I think she might blush. “I’ve had other priorities.”

“I see,” I say.

She smothers her face in her palms and then tilts her head up and shouts, “I’m a freak!” and then looks at me and says it so sadly that I swear I feel it in my heart. “I’m a freak.” I want to deny it, to bat it away, but we both know she’s right and that she’s not just describing herself. I have no words, so I lean in very slowly in an effort to remedy the situation. As I approach her eyes close, and I shut mine. Our lips brush …

AND THEN CHET showed up. “There you are,” he said, his voice filled with false cheer. He held a large towel with the phoenix stitched into it up with arms extended like he wanted to give someone a hug. “I’m afraid the party is over for us. Big day tomorrow.”

“Go away, Chet,” I said, trying to sound as threatening as possible. I hovered millimeters from Bonnie’s face. Her breathing came out in little huffs.

His voice came back hard in a way I hadn’t heard before. “So sorry, sir, but it is time to go.”

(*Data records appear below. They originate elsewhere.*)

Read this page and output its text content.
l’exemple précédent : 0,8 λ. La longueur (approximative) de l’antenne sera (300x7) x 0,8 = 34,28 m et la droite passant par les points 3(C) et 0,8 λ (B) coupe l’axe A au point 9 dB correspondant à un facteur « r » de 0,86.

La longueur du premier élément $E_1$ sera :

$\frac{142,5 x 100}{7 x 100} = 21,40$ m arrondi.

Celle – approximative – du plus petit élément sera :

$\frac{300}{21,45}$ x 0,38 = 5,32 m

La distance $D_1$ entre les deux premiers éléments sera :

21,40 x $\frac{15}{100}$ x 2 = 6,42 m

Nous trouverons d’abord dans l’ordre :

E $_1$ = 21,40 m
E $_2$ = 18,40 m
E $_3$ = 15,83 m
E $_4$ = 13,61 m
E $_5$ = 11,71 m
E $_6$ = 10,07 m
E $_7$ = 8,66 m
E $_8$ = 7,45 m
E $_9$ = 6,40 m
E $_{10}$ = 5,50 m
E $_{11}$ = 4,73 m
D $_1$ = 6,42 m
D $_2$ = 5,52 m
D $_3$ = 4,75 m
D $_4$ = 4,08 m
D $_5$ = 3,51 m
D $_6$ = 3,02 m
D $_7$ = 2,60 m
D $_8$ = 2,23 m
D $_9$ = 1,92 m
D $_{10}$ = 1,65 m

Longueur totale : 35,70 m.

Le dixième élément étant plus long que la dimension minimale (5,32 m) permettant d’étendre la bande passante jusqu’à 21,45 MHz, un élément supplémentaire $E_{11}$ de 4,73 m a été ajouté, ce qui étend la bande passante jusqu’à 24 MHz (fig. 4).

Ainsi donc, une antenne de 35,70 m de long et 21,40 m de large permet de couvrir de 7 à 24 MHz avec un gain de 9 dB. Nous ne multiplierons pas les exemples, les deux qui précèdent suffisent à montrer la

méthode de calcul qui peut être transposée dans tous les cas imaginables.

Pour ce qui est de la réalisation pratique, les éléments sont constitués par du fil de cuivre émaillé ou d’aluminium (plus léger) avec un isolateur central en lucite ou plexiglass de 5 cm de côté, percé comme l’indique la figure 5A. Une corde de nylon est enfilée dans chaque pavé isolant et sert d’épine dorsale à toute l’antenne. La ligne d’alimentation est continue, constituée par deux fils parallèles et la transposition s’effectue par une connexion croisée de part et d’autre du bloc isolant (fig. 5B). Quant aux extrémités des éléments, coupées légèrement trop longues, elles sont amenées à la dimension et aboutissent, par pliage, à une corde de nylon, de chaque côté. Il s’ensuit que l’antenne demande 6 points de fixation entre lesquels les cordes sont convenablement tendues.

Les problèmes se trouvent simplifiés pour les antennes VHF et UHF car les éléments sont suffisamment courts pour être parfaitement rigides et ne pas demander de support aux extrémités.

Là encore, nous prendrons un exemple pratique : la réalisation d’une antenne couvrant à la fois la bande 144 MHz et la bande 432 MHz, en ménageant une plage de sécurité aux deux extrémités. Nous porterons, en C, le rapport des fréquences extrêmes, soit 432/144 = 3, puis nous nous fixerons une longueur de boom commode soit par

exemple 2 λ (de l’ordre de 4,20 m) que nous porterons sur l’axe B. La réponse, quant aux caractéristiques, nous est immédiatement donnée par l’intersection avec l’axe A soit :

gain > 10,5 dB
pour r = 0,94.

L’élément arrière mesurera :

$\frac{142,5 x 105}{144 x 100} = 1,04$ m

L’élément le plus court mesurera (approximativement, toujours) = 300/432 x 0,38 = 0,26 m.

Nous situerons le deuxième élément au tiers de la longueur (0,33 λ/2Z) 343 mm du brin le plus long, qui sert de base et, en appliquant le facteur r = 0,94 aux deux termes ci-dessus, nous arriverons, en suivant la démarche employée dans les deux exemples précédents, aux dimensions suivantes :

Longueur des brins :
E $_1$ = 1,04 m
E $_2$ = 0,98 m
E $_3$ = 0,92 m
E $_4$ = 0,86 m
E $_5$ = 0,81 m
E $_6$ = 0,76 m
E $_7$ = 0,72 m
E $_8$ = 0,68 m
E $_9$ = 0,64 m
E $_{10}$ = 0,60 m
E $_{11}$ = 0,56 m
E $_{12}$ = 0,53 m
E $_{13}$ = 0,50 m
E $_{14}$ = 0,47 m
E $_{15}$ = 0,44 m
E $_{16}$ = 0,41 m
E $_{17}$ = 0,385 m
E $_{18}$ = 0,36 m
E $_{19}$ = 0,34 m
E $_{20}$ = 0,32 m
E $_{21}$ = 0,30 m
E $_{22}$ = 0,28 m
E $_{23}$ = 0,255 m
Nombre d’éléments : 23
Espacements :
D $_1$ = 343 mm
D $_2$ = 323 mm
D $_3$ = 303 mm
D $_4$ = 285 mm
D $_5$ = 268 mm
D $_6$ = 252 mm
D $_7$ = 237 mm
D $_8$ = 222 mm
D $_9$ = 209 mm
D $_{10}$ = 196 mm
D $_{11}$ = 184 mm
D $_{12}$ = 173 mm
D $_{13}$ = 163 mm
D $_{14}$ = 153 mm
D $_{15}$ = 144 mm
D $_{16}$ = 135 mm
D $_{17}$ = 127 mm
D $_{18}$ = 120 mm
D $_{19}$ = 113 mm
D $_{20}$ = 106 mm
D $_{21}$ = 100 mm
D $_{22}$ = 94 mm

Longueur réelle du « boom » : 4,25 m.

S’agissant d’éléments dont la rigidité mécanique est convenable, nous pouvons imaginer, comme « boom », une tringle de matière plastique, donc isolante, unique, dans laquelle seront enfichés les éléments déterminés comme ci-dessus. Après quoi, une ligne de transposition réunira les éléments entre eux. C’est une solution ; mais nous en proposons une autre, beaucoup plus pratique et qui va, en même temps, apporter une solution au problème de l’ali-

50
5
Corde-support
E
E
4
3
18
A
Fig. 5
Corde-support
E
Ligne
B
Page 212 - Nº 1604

Bonnie looked at me and shrugged and ducked underneath my arm and swam a powerful freestyle toward the tail, the water frothing behind her kick. I got out of the pool and Chet encircled me with the towel. He carried my clothes for me as we made our way back to the bungalow.

“I have a question, Chet,” I said.

“Yes, sir?”

“Do they teach you about cock-blocking on this island?”

“I don’t believe I understand your meaning.”

“Never mind, I’ve got another question.”

“What’s that, sir?”

“When this is all over, am I supposed to tip you?” We’d arrived at the door to my bungalow. Some nights he stayed and played chess with me, but I was not inviting him inside this time.

“Gratuities are always appreciated, but not expected,” he replied. “Sleep well.”

In our dreams we are always approaching our goals, only to have our brains snatch us away to some other, unconnected story, and this is what that felt like. After Chet left, I lay in my bed and told myself that while it seemed like a dream, it was not a dream.

Of course, I now recognize the calculation in everything, the integration with everything else I was undergoing as part of the treatment at the Center, but as I slipped into my impossibly soft sheets, eased into sleep by an ambient-noise machine perfectly suited to my aural needs, I cursed that fucker. My only desire was to get my hands on Chet and fuck him up, but good.